Closed erikbern closed 6 years ago

erikbern commented 6 years ago

Instead of using bootstrapping to estimate uncertainty of c, just fit a Beta distribution directly

This is probably 10-100x faster although a few more lines of math (lots of gammaln)

Will do the same thing for Weibull and Gamma and then remove the bootstrapping (and the old non-beta models). Will also remove a few other things like sharing parameters etc.

coveralls commented 6 years ago

Coverage Status

Coverage increased (+0.3%) to 71.865% when pulling 494ec60978112f6508124d39fd290e73b1697ff8 on exponential-beta into 7a57e36022735283482b615d61870b098a5bda92 on master.

erikbern commented 6 years ago

Lots of extra code so far, but will result in a net reduction once I'm done

erikbern commented 6 years ago

Something is wacky with the convergence of the Gamma-Beta model, not sure what's up

erikbern commented 6 years ago

Not very happy with how the Gamma-Beta model fitting works, will revisit in the future

erikbern commented 6 years ago

Ok, was able to switch from L-BFGS-B to Nelder-Mead for Gamma, by doing a hacky variable transform to get rid of any bounds.
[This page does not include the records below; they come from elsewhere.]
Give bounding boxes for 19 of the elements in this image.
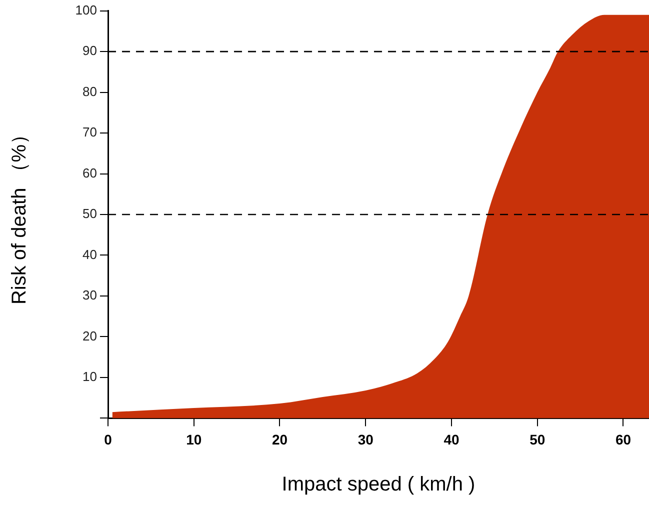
y-tick-label: 50 — [82, 206, 97, 222]
y-tick-label: 80 — [82, 84, 97, 99]
y-tick-label: 60 — [82, 165, 97, 180]
y-tick-label: 40 — [82, 246, 97, 262]
x-tick-label: 0 — [104, 431, 112, 448]
x-tick-label: 30 — [358, 431, 374, 448]
x-tick-label: 40 — [444, 431, 460, 448]
x-tick-label: 60 — [615, 431, 632, 448]
x-axis-title: Impact speed ( km/h ) — [282, 474, 476, 496]
y-tick-label: 100 — [75, 2, 97, 18]
y-axis-title: Risk of death （%） — [8, 124, 31, 305]
x-tick-label: 10 — [186, 431, 202, 448]
y-tick-label: 10 — [82, 369, 97, 384]
y-tick-label: 70 — [82, 124, 97, 140]
y-tick-label: 30 — [82, 288, 97, 303]
y-tick-label: 90 — [82, 43, 97, 58]
x-tick-label: 20 — [272, 431, 288, 448]
x-tick-label: 50 — [530, 431, 546, 448]
y-tick-label: 20 — [82, 328, 97, 344]
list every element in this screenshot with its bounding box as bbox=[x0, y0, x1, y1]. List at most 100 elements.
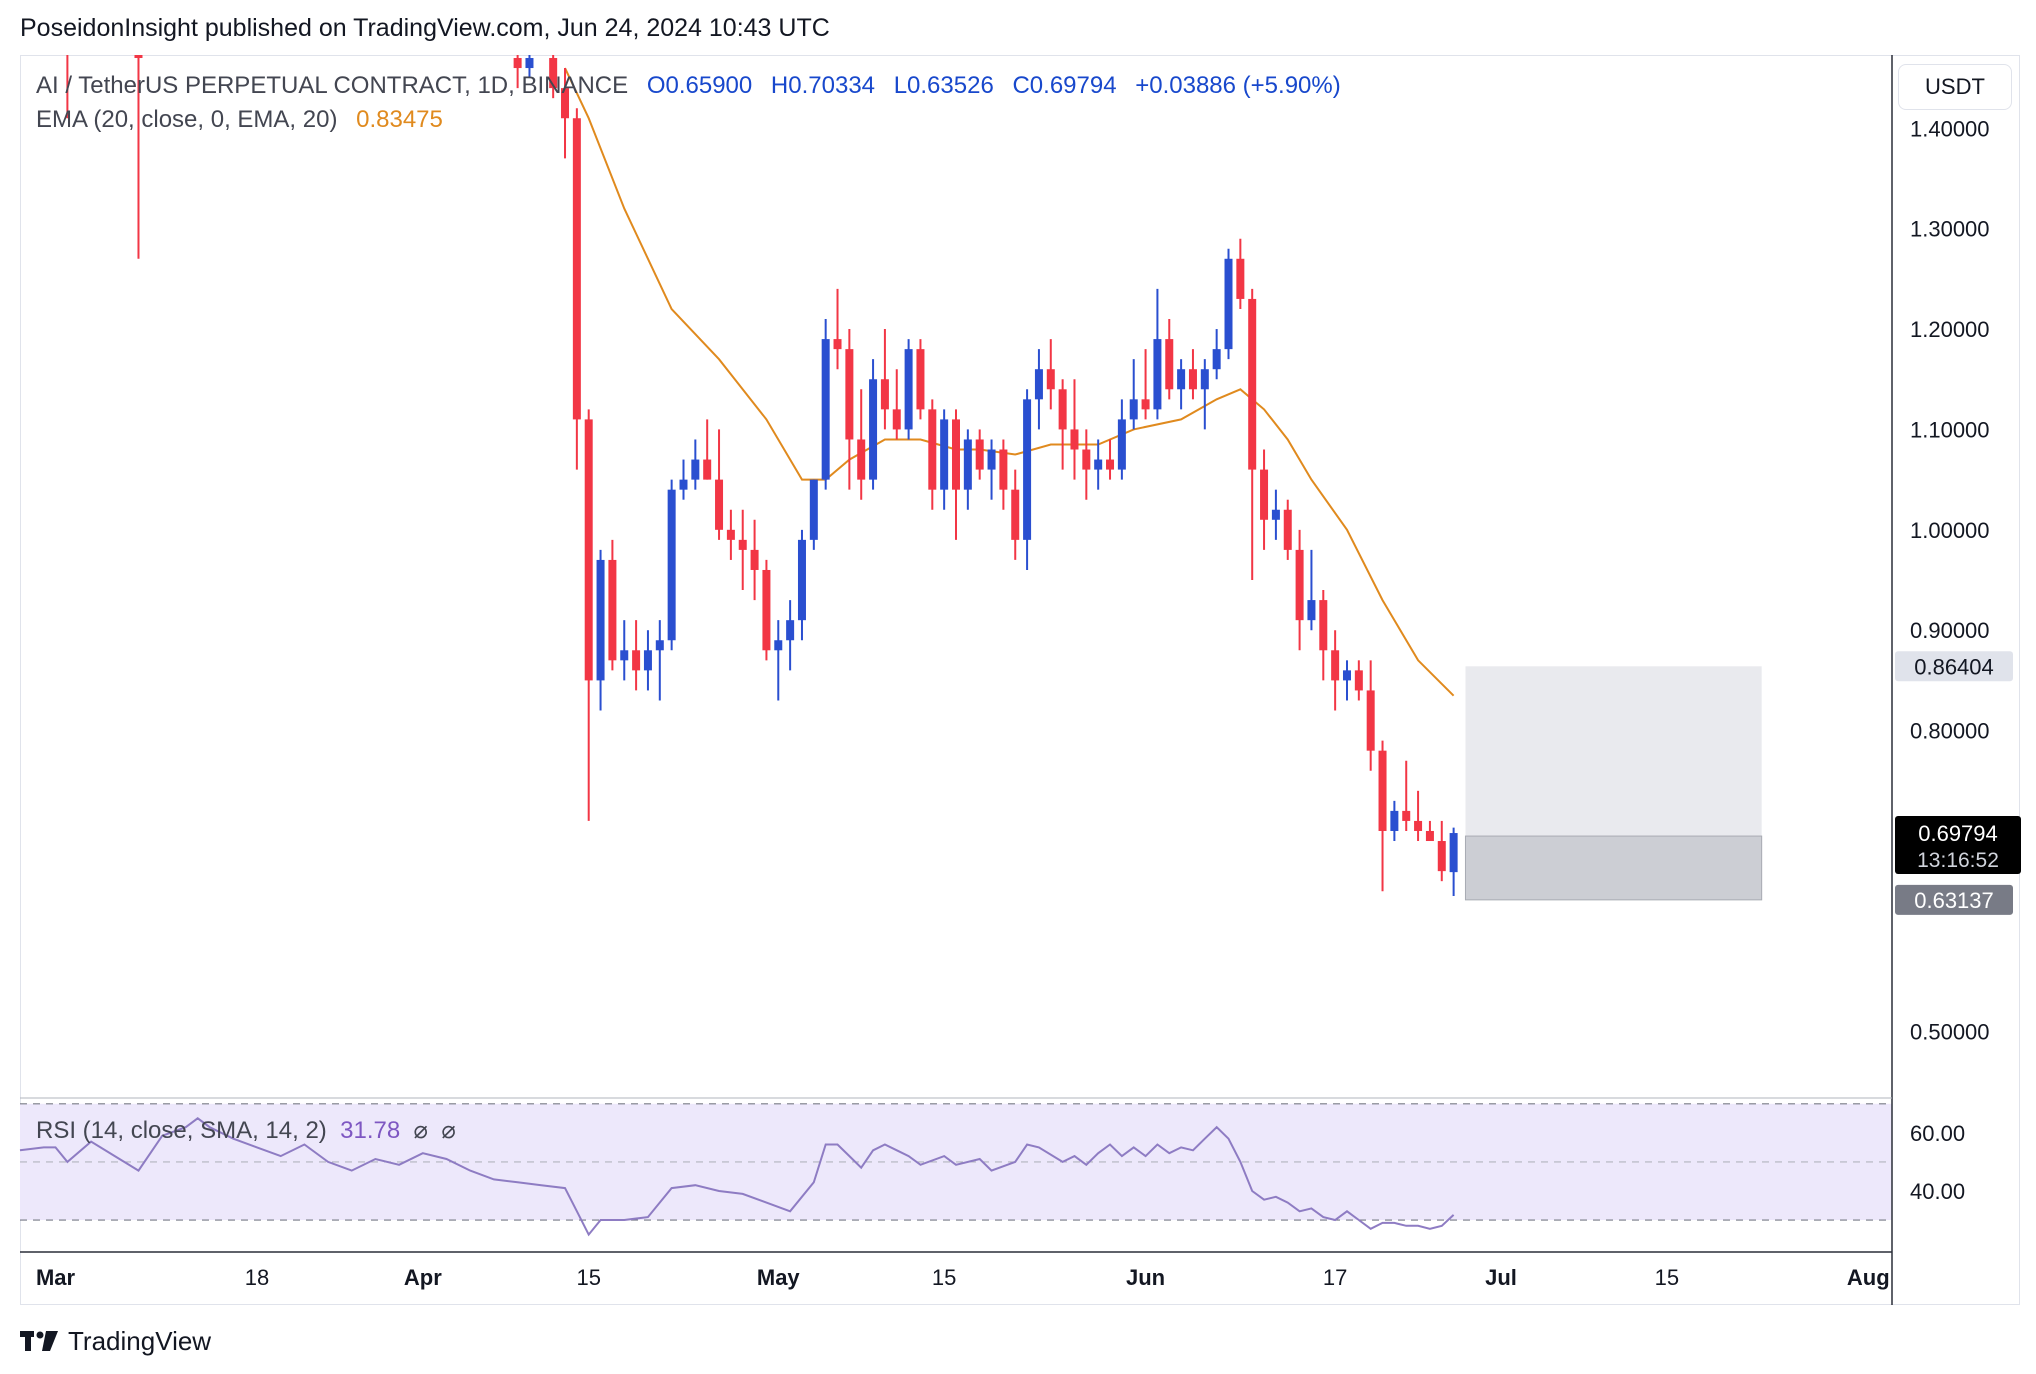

Works really well and was a lot less code!

erikbern commented 6 years ago

something is wacky with the confidence intervals sometimes when you have a small numbers of observations, will investigate

erikbern commented 6 years ago

The bad news is i realized this approach is actually pretty dumb and won't work – you can't fit a prior distribution using MAP. I'm a Bayesian clown.
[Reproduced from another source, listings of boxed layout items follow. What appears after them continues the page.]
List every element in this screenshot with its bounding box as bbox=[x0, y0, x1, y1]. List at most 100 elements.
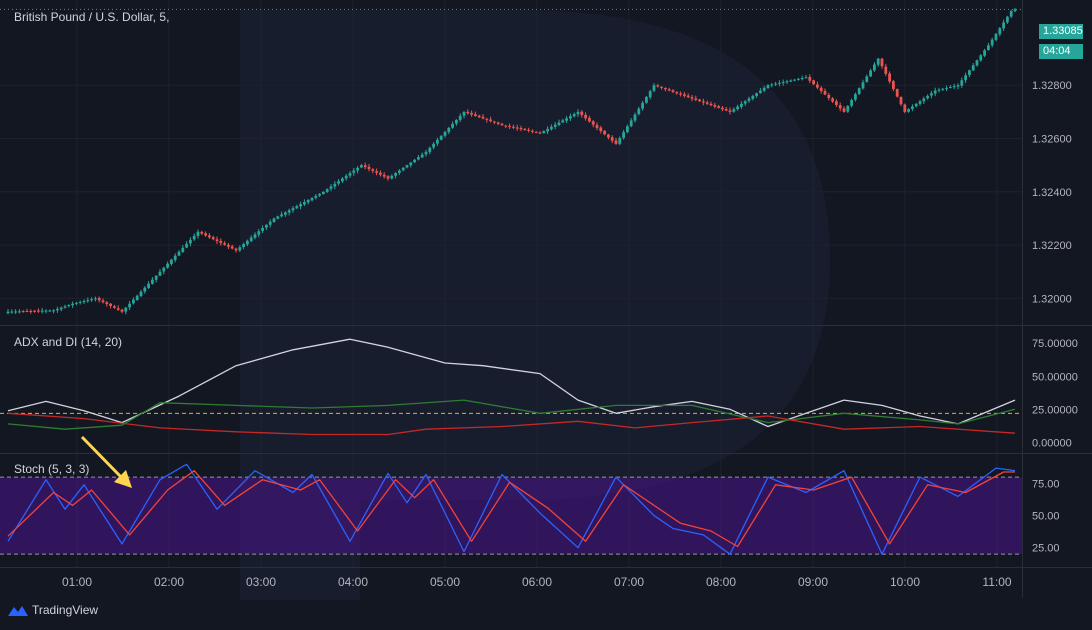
candle-body[interactable] bbox=[78, 301, 82, 303]
candle-body[interactable] bbox=[154, 275, 158, 280]
candle-body[interactable] bbox=[797, 78, 800, 80]
candle-body[interactable] bbox=[960, 80, 964, 86]
candle-body[interactable] bbox=[52, 310, 55, 312]
candle-body[interactable] bbox=[234, 248, 238, 251]
candle-body[interactable] bbox=[679, 93, 682, 95]
candle-body[interactable] bbox=[500, 123, 504, 126]
candle-body[interactable] bbox=[249, 237, 253, 242]
candle-body[interactable] bbox=[888, 73, 891, 82]
candle-body[interactable] bbox=[14, 311, 17, 313]
di-plus-line[interactable] bbox=[7, 399, 1016, 430]
candle-body[interactable] bbox=[819, 87, 823, 92]
candle-body[interactable] bbox=[90, 299, 93, 301]
candle-body[interactable] bbox=[983, 50, 986, 56]
candle-body[interactable] bbox=[261, 228, 264, 231]
candle-body[interactable] bbox=[147, 283, 150, 288]
candle-body[interactable] bbox=[531, 130, 534, 132]
candle-body[interactable] bbox=[265, 224, 268, 228]
candle-body[interactable] bbox=[394, 173, 397, 176]
candle-body[interactable] bbox=[477, 115, 481, 118]
candle-body[interactable] bbox=[766, 85, 770, 89]
candle-body[interactable] bbox=[800, 78, 804, 80]
candle-body[interactable] bbox=[861, 82, 865, 89]
candle-body[interactable] bbox=[827, 94, 831, 99]
candle-body[interactable] bbox=[546, 128, 549, 132]
candle-body[interactable] bbox=[743, 101, 747, 104]
candle-body[interactable] bbox=[322, 191, 325, 195]
candle-body[interactable] bbox=[941, 88, 945, 90]
candle-body[interactable] bbox=[443, 131, 447, 136]
candle-body[interactable] bbox=[690, 97, 694, 99]
candle-body[interactable] bbox=[329, 186, 333, 189]
candle-body[interactable] bbox=[303, 202, 306, 205]
candle-body[interactable] bbox=[869, 70, 872, 77]
candle-body[interactable] bbox=[382, 174, 386, 177]
candle-body[interactable] bbox=[447, 127, 451, 133]
stoch-d-line[interactable] bbox=[7, 470, 1015, 548]
candle-body[interactable] bbox=[610, 137, 614, 141]
candle-body[interactable] bbox=[557, 122, 561, 126]
candle-body[interactable] bbox=[181, 247, 185, 253]
candle-body[interactable] bbox=[333, 183, 337, 187]
candle-body[interactable] bbox=[33, 310, 36, 312]
candle-body[interactable] bbox=[375, 171, 378, 173]
candle-body[interactable] bbox=[937, 89, 941, 91]
candle-body[interactable] bbox=[652, 85, 656, 91]
candle-body[interactable] bbox=[713, 104, 717, 107]
candle-body[interactable] bbox=[686, 95, 690, 98]
candle-body[interactable] bbox=[208, 235, 211, 238]
candle-body[interactable] bbox=[360, 165, 363, 168]
candle-body[interactable] bbox=[873, 64, 876, 71]
candle-body[interactable] bbox=[614, 140, 618, 144]
candle-body[interactable] bbox=[485, 118, 489, 120]
candle-body[interactable] bbox=[398, 170, 401, 173]
candle-body[interactable] bbox=[1002, 22, 1005, 29]
candle-body[interactable] bbox=[778, 82, 781, 84]
candle-body[interactable] bbox=[10, 311, 14, 313]
candle-body[interactable] bbox=[762, 87, 766, 91]
candle-body[interactable] bbox=[504, 125, 508, 127]
candle-body[interactable] bbox=[344, 175, 348, 179]
candle-body[interactable] bbox=[698, 99, 701, 102]
candle-body[interactable] bbox=[512, 126, 515, 128]
candle-body[interactable] bbox=[1013, 9, 1017, 12]
candle-body[interactable] bbox=[257, 231, 261, 235]
candle-body[interactable] bbox=[523, 128, 527, 130]
candle-body[interactable] bbox=[474, 114, 477, 116]
candle-body[interactable] bbox=[219, 240, 223, 243]
candle-body[interactable] bbox=[489, 119, 492, 122]
candle-body[interactable] bbox=[367, 166, 371, 169]
candle-body[interactable] bbox=[436, 139, 439, 144]
candle-body[interactable] bbox=[804, 77, 808, 79]
candle-body[interactable] bbox=[451, 123, 454, 128]
candle-body[interactable] bbox=[542, 131, 546, 134]
candle-body[interactable] bbox=[314, 195, 318, 198]
candle-body[interactable] bbox=[785, 81, 789, 83]
candle-body[interactable] bbox=[97, 298, 101, 301]
candle-body[interactable] bbox=[143, 287, 147, 292]
candle-body[interactable] bbox=[94, 298, 97, 300]
candle-body[interactable] bbox=[67, 305, 71, 307]
candle-body[interactable] bbox=[59, 307, 63, 310]
candle-body[interactable] bbox=[527, 129, 530, 131]
candle-body[interactable] bbox=[71, 303, 74, 306]
candle-body[interactable] bbox=[120, 309, 124, 312]
candle-body[interactable] bbox=[379, 172, 382, 175]
candle-body[interactable] bbox=[291, 208, 295, 211]
candle-body[interactable] bbox=[341, 178, 344, 182]
candle-body[interactable] bbox=[211, 237, 215, 240]
candle-body[interactable] bbox=[223, 243, 226, 245]
candle-body[interactable] bbox=[215, 239, 219, 242]
candle-body[interactable] bbox=[348, 173, 352, 176]
candle-body[interactable] bbox=[626, 126, 629, 133]
candle-body[interactable] bbox=[561, 120, 565, 123]
candle-body[interactable] bbox=[933, 90, 937, 94]
candle-body[interactable] bbox=[18, 311, 21, 313]
candle-body[interactable] bbox=[740, 103, 743, 107]
candle-body[interactable] bbox=[75, 302, 78, 304]
candle-body[interactable] bbox=[105, 302, 109, 305]
candle-body[interactable] bbox=[956, 85, 960, 87]
adx-indicator-title[interactable]: ADX and DI (14, 20) bbox=[14, 335, 123, 349]
candle-body[interactable] bbox=[466, 111, 470, 114]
The good news is I think it's salvageable by factoring out the Beta construction outside of the optimization problem – I'm pretty sure the posterior as a function of c will match a Beta distribution. The other good news is a bunch of the code changes lead to much faster/robust optimization anyway.

erikbern commented 6 years ago

Got it working. This is about 100x faster and more robust than using bootstrapping.

The only downside is that other parameters (k and lambda) are not fit to each bootstrap sample, so you don't know what the uncertainty is. I'm also not 100% sure if the posterior wrt c truly is a beta distribution, but just plotting the marginal probability distribution it definitely matches really well.